Comment 27 Ian 'Hixie' Hickson 2010-10-22 01:27:47 UTC
Conclusions:
- On the same step of the navigation algorithm that says "Cancel any preexisting attempt to navigate", if the resource being navigated to is not a javascript: URL, then abort any parsers in the browsing context and its descendants.
- When we abort a parser, we should also abort any pending 'fetch' algorithms for that document.
- We definitely don't run its "The End" steps when a parser is aborted.
- There's no difference between whether the navigation is started from within the frame or without.
Comment 28 Ian 'Hixie' Hickson 2010-10-22 23:07:03 UTC
EDITOR'S RESPONSE: This is an Editor's Response to your comment. If you are satisfied with this response, please change the state of this bug to CLOSED. If you have additional information and would like the editor to reconsider, please reopen this bug. If you would like to escalate the issue to the full HTML Working Group, please add the TrackerRequest keyword to this bug, and suggest title and text for the tracker issue; or you may create a tracker issue yourself, if you are able to do so. For more details, see this document:
   http://dev.w3.org/html5/decision-policy/decision-policy.html

Status: Accepted
Change Description: see diff given below
Rationale: see above
Comment 29 contributor 2010-10-22 23:07:59 UTC
Checked in as WHATWG revision r5643.
Check-in comment: Define how location.href='foo' aborts parsing.
http://html5.org/tools/web-apps-tracker?from=5642&to=5643
Comment 30 Tony Gentilcore 2010-11-16 17:47:10 UTC
I'm working on implementing this in WebKit. Could you please confirm whether all of the expectations in http://www.hixie.ch/tests/adhoc/html/navigation/interrupts/ are set properly?
Comment 31 Travis Leithead [MSFT] 2010-11-16 20:18:27 UTC
In response to Comment #19:

I reviewed IE's behavior under many of the test cases. It appears that in IE, the firing of unload is tied to whether or not a 'load' event was ever fired. The firing of the load event may or may not occur depending on the timing of the parser, which runs asynchronously while the new page is requested from the server (not blocking). At a point when the navigated web page is partially recieved, IE simply kills the old parser, which is why load may not fire.
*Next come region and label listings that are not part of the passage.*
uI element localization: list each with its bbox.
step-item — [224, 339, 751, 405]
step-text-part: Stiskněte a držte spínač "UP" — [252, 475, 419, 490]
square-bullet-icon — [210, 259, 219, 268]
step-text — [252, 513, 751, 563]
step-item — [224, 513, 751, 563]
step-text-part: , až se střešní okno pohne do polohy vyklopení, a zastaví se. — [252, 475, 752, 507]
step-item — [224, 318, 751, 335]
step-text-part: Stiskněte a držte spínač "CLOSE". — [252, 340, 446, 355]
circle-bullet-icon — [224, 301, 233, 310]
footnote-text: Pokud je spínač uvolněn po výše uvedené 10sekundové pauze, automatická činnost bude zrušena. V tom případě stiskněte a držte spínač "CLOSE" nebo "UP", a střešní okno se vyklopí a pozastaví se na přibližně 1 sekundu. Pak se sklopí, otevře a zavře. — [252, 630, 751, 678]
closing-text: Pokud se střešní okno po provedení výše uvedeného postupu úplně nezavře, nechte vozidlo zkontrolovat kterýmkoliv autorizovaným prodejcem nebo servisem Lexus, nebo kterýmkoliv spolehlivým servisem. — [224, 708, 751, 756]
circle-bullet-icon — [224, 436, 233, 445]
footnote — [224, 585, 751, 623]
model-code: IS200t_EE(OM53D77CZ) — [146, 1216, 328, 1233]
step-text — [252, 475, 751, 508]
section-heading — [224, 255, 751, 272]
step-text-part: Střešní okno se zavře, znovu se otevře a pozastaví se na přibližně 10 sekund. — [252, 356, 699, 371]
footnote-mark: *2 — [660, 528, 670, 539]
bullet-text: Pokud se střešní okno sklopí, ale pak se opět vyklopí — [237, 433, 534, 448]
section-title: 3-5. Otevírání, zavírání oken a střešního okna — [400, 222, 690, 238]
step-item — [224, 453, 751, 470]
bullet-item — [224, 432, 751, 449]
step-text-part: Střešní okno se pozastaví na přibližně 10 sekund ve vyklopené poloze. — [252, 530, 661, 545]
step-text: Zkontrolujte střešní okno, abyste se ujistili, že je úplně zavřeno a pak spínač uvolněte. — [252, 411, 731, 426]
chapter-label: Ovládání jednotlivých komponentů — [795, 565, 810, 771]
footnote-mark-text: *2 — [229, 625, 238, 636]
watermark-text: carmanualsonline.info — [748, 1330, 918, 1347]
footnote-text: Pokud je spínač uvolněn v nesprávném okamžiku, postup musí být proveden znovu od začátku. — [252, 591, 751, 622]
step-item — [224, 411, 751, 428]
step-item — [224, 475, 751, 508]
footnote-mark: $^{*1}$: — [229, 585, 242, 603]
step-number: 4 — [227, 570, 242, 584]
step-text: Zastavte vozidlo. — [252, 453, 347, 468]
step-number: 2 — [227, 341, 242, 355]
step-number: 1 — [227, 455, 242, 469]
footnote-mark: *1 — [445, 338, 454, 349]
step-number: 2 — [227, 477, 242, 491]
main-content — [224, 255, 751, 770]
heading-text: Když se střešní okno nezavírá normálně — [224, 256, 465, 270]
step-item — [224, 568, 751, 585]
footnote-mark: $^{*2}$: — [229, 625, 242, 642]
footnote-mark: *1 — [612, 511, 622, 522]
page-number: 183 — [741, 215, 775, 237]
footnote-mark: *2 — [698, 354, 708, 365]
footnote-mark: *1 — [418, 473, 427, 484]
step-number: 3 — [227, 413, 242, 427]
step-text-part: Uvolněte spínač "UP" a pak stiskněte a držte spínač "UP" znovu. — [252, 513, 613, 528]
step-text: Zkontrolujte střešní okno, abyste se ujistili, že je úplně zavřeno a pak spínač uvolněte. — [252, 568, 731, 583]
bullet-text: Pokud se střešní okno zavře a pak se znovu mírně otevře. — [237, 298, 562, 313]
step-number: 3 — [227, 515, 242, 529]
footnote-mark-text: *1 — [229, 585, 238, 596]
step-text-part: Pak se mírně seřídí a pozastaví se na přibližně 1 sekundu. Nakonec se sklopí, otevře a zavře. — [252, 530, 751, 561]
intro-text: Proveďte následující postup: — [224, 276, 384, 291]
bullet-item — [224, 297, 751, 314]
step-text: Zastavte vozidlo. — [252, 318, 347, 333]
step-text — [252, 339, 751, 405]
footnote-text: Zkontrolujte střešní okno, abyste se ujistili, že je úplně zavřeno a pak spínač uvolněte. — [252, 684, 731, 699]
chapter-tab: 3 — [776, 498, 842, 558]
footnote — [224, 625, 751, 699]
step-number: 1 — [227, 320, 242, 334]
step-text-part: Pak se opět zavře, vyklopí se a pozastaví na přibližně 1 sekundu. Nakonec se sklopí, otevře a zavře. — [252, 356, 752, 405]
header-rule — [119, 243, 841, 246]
Despite IE currently failing some of these tests, we are OK with the spec change.
Comment 32 Ian 'Hixie' Hickson 2010-12-07 02:19:40 UTC
(In reply to comment #30)
> I'm working on implementing this in WebKit. Could you please confirm whether
> all of the expectations in
> http://www.hixie.ch/tests/adhoc/html/navigation/interrupts/ are set properly?

I think they are, but I haven't verified closely recently. IIRC, some of them (e.g. the mailto: one) don't have a pass condition currently. If you see any errors drop me an e-mail.